Five years ago, the Wu-Tang Clan was king. Ol’ Dirty Bastard, Raekwon, and Genius/GZA dropped amazing and unique solo joints, and the nine-man ensemble’s late-blooming classic debut was still banging out of trunks nationwide. The next year, Ghostface Killah, who until that point had been a relatively obscure member of the Clan, unleashed Ironman, which remains the most ambitious, intricate, mystical offering to emerge from the group’s ample creative stable. Using flutes, a choral ensemble, and samples from The Usual Suspects to amazing effect, Ghostface and his producer, RZA, walked on uncharted hip-hop waters.
In 1998 and 1999, the Wu-Tang’s Midas touch faded to bronze at best. After unveiling humorless militant spinoff groups, such as Sunz of Man and Killarmy, a weak effort by the flow-impaired Cappadonna, and bland follow-ups from Raekwon and Genius/GZA, the group seemed headed the way of the Green Bay Packers’ dynasty. Wild card Ol’ Dirty Bastard did produce one of last year’s finest albums, but because it was in no way representative of the Clan’s trademark sound, it didn’t necessarily mark a return to form. But now Ghostface is back, and the Wu is back on point.
RZA, Juju (of The Beatnuts), Hassan, and several other talented producers conjure up beats that mix ’70s soul with avant-jazz experimentation. In keeping with Ghostface’s mysterious vibe, some of the best tracks, such as one that features choppy multilayered piano melodies and another that uses a daring beat that sounds like a skipping record, are unlisted cuts that are less than two minutes long. The sublime “Child’s Play” and the tension-filled “Buck 50” represent RZA’s finest work in years, while Ghostface’s dizzying lyrical mix of pop culture references, music-insider lingo, old-school shout outs, and warped storytelling makes for fascinating, if uneasy, listening.

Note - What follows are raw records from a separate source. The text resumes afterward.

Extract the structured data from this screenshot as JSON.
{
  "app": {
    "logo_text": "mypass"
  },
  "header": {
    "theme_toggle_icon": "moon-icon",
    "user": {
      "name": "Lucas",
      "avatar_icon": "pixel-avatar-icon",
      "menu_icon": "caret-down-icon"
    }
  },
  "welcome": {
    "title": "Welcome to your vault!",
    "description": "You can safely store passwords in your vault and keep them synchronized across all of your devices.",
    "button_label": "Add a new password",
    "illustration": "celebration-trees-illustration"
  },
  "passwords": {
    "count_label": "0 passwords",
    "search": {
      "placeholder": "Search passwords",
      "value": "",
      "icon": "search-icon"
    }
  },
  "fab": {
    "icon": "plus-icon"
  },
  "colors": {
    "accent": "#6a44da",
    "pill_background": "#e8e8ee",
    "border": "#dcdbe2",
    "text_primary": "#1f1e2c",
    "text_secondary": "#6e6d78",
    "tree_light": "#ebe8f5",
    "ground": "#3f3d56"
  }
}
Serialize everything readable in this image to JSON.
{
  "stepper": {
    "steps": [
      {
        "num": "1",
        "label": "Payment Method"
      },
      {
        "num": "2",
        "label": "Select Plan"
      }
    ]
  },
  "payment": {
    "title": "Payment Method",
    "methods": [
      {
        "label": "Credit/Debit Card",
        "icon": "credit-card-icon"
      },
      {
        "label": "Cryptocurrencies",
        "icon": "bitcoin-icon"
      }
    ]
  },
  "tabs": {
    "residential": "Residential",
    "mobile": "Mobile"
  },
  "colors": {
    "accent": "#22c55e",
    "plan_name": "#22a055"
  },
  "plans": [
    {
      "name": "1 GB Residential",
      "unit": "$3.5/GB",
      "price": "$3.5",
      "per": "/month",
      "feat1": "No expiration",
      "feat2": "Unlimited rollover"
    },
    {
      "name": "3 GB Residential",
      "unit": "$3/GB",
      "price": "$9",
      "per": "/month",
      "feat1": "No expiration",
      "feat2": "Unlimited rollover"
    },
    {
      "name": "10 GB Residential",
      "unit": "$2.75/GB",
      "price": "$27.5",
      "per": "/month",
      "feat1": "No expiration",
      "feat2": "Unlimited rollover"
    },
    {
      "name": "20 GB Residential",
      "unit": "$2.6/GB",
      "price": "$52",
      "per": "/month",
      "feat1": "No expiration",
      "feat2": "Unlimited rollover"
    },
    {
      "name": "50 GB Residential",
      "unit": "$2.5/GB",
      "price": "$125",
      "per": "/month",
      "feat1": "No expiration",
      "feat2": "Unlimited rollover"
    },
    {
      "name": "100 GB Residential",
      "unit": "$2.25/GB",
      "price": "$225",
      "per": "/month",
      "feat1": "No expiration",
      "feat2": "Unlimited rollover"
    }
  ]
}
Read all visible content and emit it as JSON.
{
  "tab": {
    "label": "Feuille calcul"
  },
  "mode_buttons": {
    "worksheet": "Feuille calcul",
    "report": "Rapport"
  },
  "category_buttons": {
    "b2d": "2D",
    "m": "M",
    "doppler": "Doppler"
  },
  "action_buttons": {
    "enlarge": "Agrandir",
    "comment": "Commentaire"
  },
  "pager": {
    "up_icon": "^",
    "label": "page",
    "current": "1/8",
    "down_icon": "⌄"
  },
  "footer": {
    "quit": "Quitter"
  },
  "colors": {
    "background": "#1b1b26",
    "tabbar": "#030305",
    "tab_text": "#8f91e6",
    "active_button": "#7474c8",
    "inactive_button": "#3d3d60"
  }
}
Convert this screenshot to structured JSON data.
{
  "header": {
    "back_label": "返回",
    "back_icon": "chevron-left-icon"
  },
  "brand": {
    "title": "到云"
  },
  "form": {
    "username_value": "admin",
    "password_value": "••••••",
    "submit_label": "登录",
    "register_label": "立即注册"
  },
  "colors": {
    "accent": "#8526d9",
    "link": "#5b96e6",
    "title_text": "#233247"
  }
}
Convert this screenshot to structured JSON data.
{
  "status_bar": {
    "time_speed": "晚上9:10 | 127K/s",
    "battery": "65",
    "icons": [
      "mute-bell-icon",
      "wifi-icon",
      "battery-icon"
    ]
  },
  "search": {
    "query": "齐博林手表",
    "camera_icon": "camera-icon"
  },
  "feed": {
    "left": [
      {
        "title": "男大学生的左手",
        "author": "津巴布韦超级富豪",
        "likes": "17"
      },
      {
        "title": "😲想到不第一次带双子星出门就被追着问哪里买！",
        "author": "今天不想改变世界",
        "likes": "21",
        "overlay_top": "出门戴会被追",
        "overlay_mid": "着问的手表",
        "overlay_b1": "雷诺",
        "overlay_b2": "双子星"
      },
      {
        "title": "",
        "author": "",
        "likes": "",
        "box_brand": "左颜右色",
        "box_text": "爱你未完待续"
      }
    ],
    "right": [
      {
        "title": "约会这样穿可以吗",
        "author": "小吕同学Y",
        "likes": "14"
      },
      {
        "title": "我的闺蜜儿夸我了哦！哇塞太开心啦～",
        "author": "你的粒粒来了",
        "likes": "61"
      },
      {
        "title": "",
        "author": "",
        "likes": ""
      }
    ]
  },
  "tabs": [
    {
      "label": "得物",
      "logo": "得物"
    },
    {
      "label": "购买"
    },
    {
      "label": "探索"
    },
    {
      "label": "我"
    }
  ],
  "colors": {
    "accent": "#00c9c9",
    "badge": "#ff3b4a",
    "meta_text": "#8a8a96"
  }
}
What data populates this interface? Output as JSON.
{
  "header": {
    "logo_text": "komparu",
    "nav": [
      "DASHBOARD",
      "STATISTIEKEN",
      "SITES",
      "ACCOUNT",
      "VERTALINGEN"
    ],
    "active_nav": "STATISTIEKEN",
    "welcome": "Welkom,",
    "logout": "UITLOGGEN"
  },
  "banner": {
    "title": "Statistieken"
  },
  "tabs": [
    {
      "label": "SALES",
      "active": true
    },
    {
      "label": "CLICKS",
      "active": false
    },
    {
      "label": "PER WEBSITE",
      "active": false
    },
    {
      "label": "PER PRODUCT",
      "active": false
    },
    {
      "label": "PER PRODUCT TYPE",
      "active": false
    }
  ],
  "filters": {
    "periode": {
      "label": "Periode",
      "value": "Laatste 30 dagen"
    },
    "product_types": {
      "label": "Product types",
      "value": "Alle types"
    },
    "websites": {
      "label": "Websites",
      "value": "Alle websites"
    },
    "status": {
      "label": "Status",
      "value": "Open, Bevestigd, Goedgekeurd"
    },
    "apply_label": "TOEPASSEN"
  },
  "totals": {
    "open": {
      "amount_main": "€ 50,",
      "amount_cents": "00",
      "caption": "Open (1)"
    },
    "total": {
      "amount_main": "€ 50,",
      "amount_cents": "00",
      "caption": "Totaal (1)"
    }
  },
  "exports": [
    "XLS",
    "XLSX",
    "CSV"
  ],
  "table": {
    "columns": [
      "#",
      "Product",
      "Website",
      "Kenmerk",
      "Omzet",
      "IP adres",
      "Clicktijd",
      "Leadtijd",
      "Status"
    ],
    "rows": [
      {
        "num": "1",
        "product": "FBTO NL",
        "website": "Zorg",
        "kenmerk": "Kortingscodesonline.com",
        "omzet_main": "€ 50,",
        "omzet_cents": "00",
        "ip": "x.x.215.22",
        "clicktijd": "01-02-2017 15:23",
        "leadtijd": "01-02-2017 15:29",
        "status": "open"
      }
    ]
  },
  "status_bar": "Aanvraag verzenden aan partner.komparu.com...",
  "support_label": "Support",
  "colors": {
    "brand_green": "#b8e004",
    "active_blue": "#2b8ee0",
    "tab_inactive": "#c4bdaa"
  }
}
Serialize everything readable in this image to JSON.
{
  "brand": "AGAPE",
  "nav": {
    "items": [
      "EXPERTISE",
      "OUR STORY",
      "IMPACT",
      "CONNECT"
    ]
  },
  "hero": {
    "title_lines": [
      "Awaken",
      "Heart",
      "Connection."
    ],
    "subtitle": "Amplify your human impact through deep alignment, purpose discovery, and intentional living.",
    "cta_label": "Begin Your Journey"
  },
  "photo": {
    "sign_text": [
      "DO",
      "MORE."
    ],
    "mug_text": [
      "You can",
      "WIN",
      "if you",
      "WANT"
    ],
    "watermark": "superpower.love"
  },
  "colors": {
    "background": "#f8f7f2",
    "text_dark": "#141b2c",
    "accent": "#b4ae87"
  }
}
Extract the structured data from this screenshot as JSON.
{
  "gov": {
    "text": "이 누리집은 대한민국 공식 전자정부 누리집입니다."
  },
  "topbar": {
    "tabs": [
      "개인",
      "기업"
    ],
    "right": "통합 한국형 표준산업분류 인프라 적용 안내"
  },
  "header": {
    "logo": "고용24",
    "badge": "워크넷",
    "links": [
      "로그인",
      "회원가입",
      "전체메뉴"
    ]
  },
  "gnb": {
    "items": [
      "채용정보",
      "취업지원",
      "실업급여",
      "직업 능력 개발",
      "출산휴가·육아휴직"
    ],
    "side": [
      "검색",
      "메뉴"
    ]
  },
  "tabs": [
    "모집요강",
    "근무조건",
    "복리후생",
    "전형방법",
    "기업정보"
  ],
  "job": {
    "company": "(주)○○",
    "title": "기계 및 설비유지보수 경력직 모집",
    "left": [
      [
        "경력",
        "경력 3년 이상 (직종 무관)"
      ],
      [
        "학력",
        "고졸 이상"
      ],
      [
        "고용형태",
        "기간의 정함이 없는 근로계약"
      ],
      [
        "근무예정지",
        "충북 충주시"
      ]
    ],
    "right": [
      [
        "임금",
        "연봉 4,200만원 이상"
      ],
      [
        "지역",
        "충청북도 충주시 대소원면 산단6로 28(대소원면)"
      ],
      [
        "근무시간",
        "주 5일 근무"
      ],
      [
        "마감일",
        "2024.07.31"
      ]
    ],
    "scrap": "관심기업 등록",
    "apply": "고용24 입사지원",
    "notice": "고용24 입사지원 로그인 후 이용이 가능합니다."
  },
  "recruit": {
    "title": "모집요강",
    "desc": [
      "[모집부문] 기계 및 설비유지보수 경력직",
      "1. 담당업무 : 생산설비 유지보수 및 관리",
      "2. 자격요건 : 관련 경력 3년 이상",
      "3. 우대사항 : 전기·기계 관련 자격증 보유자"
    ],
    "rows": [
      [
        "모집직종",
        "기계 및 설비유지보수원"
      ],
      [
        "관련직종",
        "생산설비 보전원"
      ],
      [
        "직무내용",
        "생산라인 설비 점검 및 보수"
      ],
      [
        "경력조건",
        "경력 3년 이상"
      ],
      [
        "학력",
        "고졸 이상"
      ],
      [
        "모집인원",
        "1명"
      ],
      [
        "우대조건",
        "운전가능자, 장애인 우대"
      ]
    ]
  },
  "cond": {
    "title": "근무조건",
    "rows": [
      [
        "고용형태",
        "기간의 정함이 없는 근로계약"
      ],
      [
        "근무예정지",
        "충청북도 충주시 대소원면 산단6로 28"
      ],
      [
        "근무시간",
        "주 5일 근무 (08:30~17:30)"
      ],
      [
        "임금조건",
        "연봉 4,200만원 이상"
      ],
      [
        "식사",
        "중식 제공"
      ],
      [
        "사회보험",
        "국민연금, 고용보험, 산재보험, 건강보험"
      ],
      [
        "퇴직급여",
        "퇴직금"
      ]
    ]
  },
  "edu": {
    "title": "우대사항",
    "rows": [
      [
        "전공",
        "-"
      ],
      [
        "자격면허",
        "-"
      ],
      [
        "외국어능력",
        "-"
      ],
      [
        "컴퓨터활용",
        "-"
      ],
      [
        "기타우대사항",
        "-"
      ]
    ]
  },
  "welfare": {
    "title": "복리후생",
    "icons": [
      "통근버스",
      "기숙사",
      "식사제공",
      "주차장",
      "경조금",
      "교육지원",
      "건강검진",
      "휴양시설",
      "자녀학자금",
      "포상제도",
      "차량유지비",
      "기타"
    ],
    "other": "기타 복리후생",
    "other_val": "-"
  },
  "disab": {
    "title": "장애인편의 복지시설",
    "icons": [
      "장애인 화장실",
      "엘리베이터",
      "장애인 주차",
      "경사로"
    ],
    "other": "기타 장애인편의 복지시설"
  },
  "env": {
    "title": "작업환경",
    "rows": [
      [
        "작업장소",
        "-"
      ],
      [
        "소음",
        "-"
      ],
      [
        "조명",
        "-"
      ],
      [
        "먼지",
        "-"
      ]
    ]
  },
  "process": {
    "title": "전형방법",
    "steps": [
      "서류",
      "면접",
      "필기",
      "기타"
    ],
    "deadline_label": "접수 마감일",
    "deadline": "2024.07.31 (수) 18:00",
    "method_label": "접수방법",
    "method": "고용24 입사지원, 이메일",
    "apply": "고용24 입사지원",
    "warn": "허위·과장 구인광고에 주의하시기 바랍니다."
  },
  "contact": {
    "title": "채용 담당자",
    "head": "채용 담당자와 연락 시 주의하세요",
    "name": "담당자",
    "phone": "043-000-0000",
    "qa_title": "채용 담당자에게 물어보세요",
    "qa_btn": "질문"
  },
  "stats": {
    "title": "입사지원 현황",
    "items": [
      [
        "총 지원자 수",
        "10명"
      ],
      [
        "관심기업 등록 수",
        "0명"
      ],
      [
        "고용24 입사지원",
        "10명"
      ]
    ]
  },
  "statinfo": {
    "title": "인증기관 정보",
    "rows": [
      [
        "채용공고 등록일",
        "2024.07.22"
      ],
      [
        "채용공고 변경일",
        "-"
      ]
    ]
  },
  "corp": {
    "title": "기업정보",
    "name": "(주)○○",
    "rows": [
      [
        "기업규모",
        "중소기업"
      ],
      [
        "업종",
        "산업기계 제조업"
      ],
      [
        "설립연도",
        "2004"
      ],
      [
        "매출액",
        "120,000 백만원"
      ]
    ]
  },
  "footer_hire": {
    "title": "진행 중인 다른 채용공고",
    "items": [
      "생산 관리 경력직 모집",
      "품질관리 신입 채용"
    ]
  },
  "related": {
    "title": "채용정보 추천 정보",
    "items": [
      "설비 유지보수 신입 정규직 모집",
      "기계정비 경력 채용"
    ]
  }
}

Like Ironman, Supreme Clientele is marred by a misogynist throwaway track, and the spoken interludes add little to the mix. However, these are minor quibbles with an album that outshines its glittery packaging. Ghostface Killah’s latest record establishes him as a hip-hop superhero worthy of the alias Ironman (charming radio broadcast excerpts and jingles about Tony Starks’ alter-ego appear throughout the album) and poised to make 2000 the year of the Wu revival.